The Centre for Speech Technology Research, The university of Edinburgh

02 Sep 2004

Bob Ladd & Ivan Yuen


Practice Talks

Bob Ladd
Alignment allophony and the European "pitch accent" languages

Recent work on the way F0 target points are aligned with the segmental string has shown that there are consistent patterns of structurally conditioned variation. For example, our work on Dutch finds that H accent peaks are aligned earlier with long vowels than with short vowels, and earlier with nuclear accents than with prenuclear accents. This paper proposes that such "alignment allophony" can be preserved and phonologised when the conditioning factor is lost through historical change, and that phonologisation of alignment allophony is a plausible mechanism for the genesis of the accentual contrasts and quasi-contrasts seen in European pitch accent systems.
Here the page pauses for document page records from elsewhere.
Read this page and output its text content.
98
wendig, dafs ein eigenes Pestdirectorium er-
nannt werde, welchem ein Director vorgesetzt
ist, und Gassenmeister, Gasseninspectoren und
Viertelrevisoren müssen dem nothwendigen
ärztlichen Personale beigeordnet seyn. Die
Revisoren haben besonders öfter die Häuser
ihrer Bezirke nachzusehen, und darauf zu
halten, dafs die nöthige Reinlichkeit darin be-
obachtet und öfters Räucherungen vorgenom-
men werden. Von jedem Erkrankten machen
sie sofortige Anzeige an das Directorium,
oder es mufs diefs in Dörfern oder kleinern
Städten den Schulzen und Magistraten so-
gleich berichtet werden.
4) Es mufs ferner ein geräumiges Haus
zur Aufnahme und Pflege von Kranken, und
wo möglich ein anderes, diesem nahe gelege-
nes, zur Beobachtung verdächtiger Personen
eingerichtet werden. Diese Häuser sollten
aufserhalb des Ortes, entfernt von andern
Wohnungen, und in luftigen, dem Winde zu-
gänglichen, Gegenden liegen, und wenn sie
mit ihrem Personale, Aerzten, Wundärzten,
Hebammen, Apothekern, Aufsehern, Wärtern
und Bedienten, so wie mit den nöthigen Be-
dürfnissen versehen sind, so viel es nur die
This proposal remedies the only conspicuous weak point in Gussenhoven's account of the Central Franconian tonogensis (which proposes that tonal distinctions somehow arose AFTER the loss of final vowels, in order to eliminate homophony of grammatically distinct forms). The plausibility of our proposal is bolstered by data from contemporary German showing consistently different alignment patterns in pairs where final /-n/ contrasts with a "syllabic" [n] representing /-n@n/, like _den Stein_ (the stone, acc. sg.) vs. _den Steinen_ (the stones, dat. pl.). The disyllabic alignment is preserved in _den Steinen_ even though there is only a single [n] segment, and the two forms are therefore distinguished acoustically by subtle differences of duration and by the pitch contour.

This proposal explains the otherwise puzzling independent development of strikingly similar "complementary distribution" of accentual features in Scandinavia, Central Franconia, and the Scots Gaelic of the Hebrides: in each of these three areas some varieties mark "Accent 1" with some sort of glottal feature (stoed, Schaerfung, etc.) that causes a rapid drop in F0 on the stressed vowel (thereby phonologising early alignment), while others mark "Accent 2" with a lexically attached H tone (thereby phonologising late alignment). More generally, the fact that the European languages - and very few others - seem to keep producing these word accent systems is explained by the fact that their phonological structures (specifically, the fact that they often have vowel quantity contrasts, complex phonotactics, and strong dynamic stress) favour the presence of allophonic differences of alignment that are acoustically salient enough to be phonologised in historical change.

Ivan Yuen
Downtrend and the perception of lexical tones

Downtrend results in different f0 values for a phonologically equivalent accent/tone (Pierrehumbert 1979, Prieto 1996, 1998, Shih 2000). In a late-occurring position-in-utterance, the phonetic f0 value of an accent is realised lower than in an early-occurring position-in-utterance. In equating different f0 values to the same perceived prominence of an accent, it has been shown that listeners compensate for downtrend with regard to a global reference line (Pierrehumbert 1979, Gussenhoven and Rietveld 1988, Terken 1991, Gussenhoven et al 1997). But it is not clear what information in the f0 contour listeners employ in constructing a frame of reference in order to normalise for downtrend. The current study investigated normalisation of downtrend in a tone language (Cantonese), which allows us to examine what f0 information in the f0 contour can be employed as a reference frame in normalising for downtrend.

The results of a perception experiment showed that downtrend was compensated for in identifying Cantonese tones and that there was a strong local f0 context effect in the normalisation.